Posts Tagged ‘ alpha male ’

When This Dad Is, By Default, The Alpha Male

Wednesday, January 18th, 2012

14 months.

Put me in a room with a dozen guys my age and most likely I will surface as either the cultural equivalent of Paul Rudd, Ron Paul, or Jack Johnson.

If I were a main character on Lost, at best I would be the reluctant leader Jack Shephard, but I definitely would not be Sawyer or Sayid.

If I were part of the cast of Scrubs, I would be J.D. Dorian, not Dr. Cox.

In other words, by default, I am not the alpha male. I am the off-beat guy in the corner that people like being around, but don’t look to for protection, acceptance, or approval.

I am not the pack leader. Instead, I am the pack… guy next door.

And that’s fine by me; I know my role and my place in society.

Except when it’s not fine. Except when I must by default become the necessary pack leader. Most importantly, in my home.

In a household consisting of my wife and our 14 month-old son, I am obviously the alpha male. If I wasn’t, it would be a disaster; like the kind of thing you would watch on the TV show Supernanny.

And at my day job, with my sales position, being aggressive and taking charge is vital. I’m definitely by no means the alpha male there, but applying the things I learn from being one in my home helps me perform better at work.
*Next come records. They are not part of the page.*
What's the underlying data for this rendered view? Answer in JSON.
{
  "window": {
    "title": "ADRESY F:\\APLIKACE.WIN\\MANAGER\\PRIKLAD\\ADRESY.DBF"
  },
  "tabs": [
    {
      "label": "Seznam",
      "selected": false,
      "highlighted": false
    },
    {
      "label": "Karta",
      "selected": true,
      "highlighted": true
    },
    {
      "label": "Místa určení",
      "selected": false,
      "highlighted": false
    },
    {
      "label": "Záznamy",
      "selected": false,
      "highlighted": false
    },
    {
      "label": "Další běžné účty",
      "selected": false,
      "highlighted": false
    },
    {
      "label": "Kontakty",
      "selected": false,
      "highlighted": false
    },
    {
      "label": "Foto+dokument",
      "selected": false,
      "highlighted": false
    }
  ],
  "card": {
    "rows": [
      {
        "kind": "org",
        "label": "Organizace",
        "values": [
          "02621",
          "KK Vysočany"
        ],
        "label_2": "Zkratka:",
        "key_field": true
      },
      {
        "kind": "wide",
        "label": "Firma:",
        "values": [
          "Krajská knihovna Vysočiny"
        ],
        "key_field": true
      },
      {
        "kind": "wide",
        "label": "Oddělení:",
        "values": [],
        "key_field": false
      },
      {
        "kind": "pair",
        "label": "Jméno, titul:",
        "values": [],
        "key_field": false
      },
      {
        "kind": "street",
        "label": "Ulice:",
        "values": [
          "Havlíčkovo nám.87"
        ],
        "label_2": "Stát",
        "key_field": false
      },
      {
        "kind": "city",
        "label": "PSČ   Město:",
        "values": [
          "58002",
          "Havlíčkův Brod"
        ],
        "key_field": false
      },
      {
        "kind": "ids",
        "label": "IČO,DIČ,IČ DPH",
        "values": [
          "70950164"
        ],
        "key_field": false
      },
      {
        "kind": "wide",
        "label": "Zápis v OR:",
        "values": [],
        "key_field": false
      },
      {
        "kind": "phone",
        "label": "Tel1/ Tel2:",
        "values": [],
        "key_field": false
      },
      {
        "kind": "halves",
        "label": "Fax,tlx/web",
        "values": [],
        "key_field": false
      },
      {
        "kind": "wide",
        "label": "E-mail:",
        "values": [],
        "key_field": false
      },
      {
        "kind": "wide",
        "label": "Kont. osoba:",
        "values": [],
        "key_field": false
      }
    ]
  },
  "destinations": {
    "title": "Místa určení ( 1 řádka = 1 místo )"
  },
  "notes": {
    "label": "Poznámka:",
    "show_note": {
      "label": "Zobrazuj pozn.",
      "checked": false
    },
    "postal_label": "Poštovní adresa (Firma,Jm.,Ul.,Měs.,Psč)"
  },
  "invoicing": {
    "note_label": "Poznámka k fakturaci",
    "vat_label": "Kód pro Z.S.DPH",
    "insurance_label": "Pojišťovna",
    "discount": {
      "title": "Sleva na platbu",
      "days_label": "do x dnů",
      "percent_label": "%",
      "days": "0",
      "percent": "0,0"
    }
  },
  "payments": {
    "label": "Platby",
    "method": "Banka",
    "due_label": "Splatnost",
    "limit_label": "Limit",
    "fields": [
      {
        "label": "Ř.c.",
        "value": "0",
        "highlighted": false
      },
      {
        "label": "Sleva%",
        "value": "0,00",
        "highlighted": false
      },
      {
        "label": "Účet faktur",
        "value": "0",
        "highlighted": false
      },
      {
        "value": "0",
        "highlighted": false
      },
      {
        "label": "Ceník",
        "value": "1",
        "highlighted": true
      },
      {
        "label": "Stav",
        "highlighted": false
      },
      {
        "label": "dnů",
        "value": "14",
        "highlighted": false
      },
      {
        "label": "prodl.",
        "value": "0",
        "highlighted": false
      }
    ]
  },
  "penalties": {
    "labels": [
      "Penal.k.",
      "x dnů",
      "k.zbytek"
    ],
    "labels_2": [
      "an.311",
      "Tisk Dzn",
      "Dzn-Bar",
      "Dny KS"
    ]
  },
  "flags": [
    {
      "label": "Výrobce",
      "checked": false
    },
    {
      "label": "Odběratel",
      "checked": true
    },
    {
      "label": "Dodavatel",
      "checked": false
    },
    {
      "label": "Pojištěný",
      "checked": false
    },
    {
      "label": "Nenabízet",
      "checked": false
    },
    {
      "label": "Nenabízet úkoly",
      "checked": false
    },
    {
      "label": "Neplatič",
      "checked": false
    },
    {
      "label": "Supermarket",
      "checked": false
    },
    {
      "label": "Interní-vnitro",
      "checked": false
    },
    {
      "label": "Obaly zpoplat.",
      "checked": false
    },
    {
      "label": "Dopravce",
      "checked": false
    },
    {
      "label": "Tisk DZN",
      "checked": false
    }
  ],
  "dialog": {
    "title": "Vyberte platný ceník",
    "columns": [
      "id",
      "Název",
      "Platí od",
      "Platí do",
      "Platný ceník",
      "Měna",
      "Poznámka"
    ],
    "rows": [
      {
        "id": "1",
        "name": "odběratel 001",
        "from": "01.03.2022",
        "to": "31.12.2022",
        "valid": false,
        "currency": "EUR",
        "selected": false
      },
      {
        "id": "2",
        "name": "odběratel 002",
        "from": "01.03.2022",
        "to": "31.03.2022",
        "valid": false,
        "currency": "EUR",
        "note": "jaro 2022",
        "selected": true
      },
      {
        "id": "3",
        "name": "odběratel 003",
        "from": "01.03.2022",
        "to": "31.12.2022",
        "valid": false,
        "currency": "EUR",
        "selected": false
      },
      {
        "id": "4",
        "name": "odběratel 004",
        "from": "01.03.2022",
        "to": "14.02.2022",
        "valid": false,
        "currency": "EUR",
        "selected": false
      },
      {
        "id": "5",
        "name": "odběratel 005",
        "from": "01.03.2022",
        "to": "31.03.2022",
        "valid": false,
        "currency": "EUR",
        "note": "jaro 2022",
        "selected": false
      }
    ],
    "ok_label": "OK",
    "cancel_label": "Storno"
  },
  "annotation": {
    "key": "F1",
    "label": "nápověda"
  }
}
Being the alpha male in my home means making important decisions on the spot and being good at making those decisions. Being this pack leader of my home means establishing order and trusting that my direction allows for my “society” to carry out that established order.
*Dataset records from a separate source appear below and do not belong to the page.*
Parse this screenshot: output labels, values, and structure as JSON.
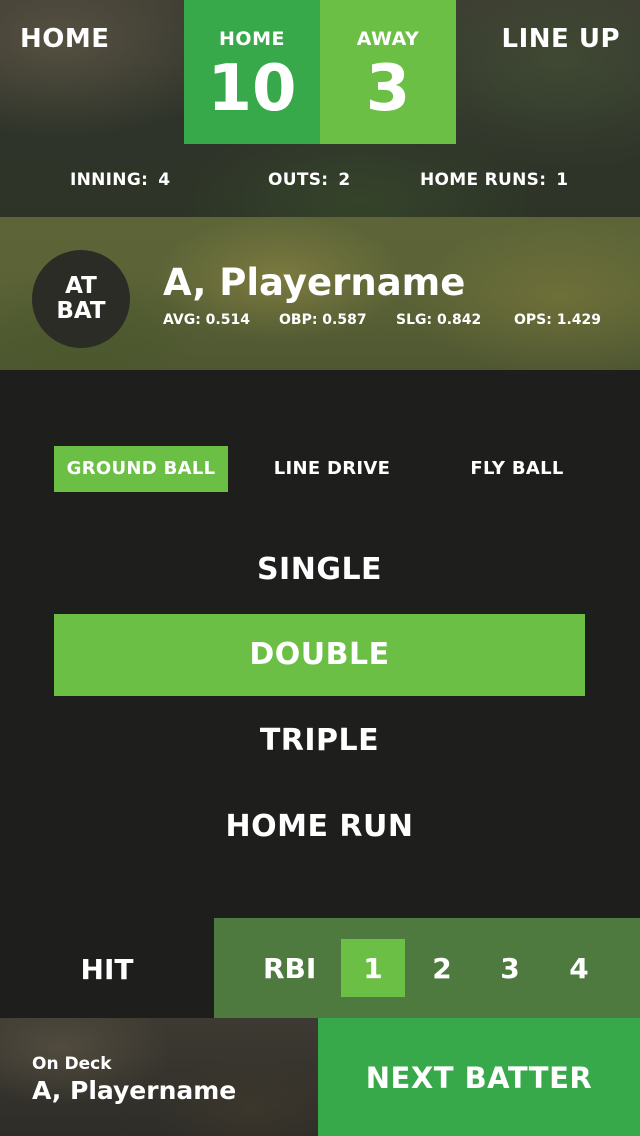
{
  "header": {
    "home_nav": "HOME",
    "lineup_nav": "LINE UP"
  },
  "scoreboard": {
    "home_label": "HOME",
    "home_score": "10",
    "away_label": "AWAY",
    "away_score": "3"
  },
  "game_status": {
    "inning_label": "INNING:",
    "inning_value": "4",
    "outs_label": "OUTS:",
    "outs_value": "2",
    "home_runs_label": "HOME RUNS:",
    "home_runs_value": "1"
  },
  "at_bat": {
    "badge_line1": "AT",
    "badge_line2": "BAT",
    "player_name": "A, Playername",
    "avg": "AVG: 0.514",
    "obp": "OBP: 0.587",
    "slg": "SLG: 0.842",
    "ops": "OPS: 1.429"
  },
  "hit_types": {
    "selected": "GROUND BALL",
    "options": [
      "GROUND BALL",
      "LINE DRIVE",
      "FLY BALL"
    ]
  },
  "results": {
    "selected": "DOUBLE",
    "options": [
      "SINGLE",
      "DOUBLE",
      "TRIPLE",
      "HOME RUN"
    ]
  },
  "scoring": {
    "hit_label": "HIT",
    "rbi_label": "RBI",
    "rbi_selected": "1",
    "rbi_options": [
      "1",
      "2",
      "3",
      "4"
    ]
  },
  "footer": {
    "on_deck_label": "On Deck",
    "on_deck_name": "A, Playername",
    "next_batter_label": "NEXT BATTER"
  },
  "colors": {
    "accent_green": "#6bbf44",
    "home_green": "#38a94a",
    "rbi_panel": "#4e7a40",
    "background": "#1e1e1c"
  }
}
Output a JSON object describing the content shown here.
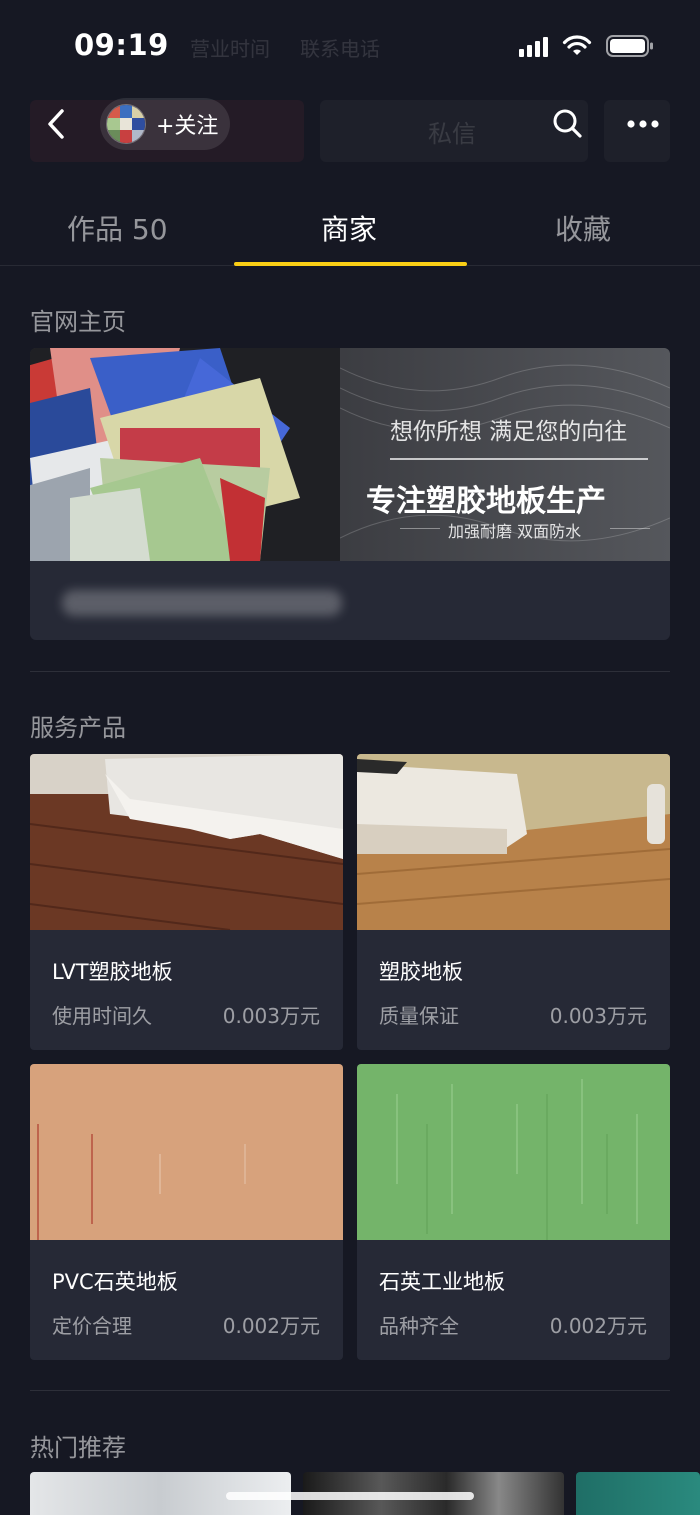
{
  "status_bar": {
    "time": "09:19",
    "ghost_items": [
      "营业时间",
      "联系电话"
    ]
  },
  "nav": {
    "follow_label": "+关注",
    "ghost_text": "私信"
  },
  "tabs": [
    {
      "label": "作品 50",
      "active": false
    },
    {
      "label": "商家",
      "active": true
    },
    {
      "label": "收藏",
      "active": false
    }
  ],
  "sections": {
    "homepage_title": "官网主页",
    "services_title": "服务产品",
    "hot_title": "热门推荐"
  },
  "banner": {
    "subtitle": "想你所想 满足您的向往",
    "headline": "专注塑胶地板生产",
    "tagline": "加强耐磨 双面防水"
  },
  "products": [
    {
      "name": "LVT塑胶地板",
      "desc": "使用时间久",
      "price": "0.003万元"
    },
    {
      "name": "塑胶地板",
      "desc": "质量保证",
      "price": "0.003万元"
    },
    {
      "name": "PVC石英地板",
      "desc": "定价合理",
      "price": "0.002万元"
    },
    {
      "name": "石英工业地板",
      "desc": "品种齐全",
      "price": "0.002万元"
    }
  ],
  "colors": {
    "background": "#161823",
    "card": "#262936",
    "tab_indicator": "#face15"
  }
}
Yes, I am using the phrases “alpha male” and “pack leader” but when it really comes down to it, I’m talking about being the head of the household.

I’m going to edit this next sentence for sexual content, so use your imagination:

I’ve learned that as a man, it’s better to be perceived as a [jerk] than a [pansy]. 

My wife would rather be married to someone she respects because he is willing to take control of the situation, as needed, as compared to a man who is so easy-going that he leaves her up to take care of the decision-making and planning of both small and large household events.

Granted, we make our decisions together. But there are plenty of times where it needs to be my call and my initiative.

When it comes down to it, I don’t like being in charge and making decicisions. But to be a man, to be a husband, to be a dad; it’s just something I’m having to get used to.

Image: Goldfish swim in an aquarium, via Shutterstock.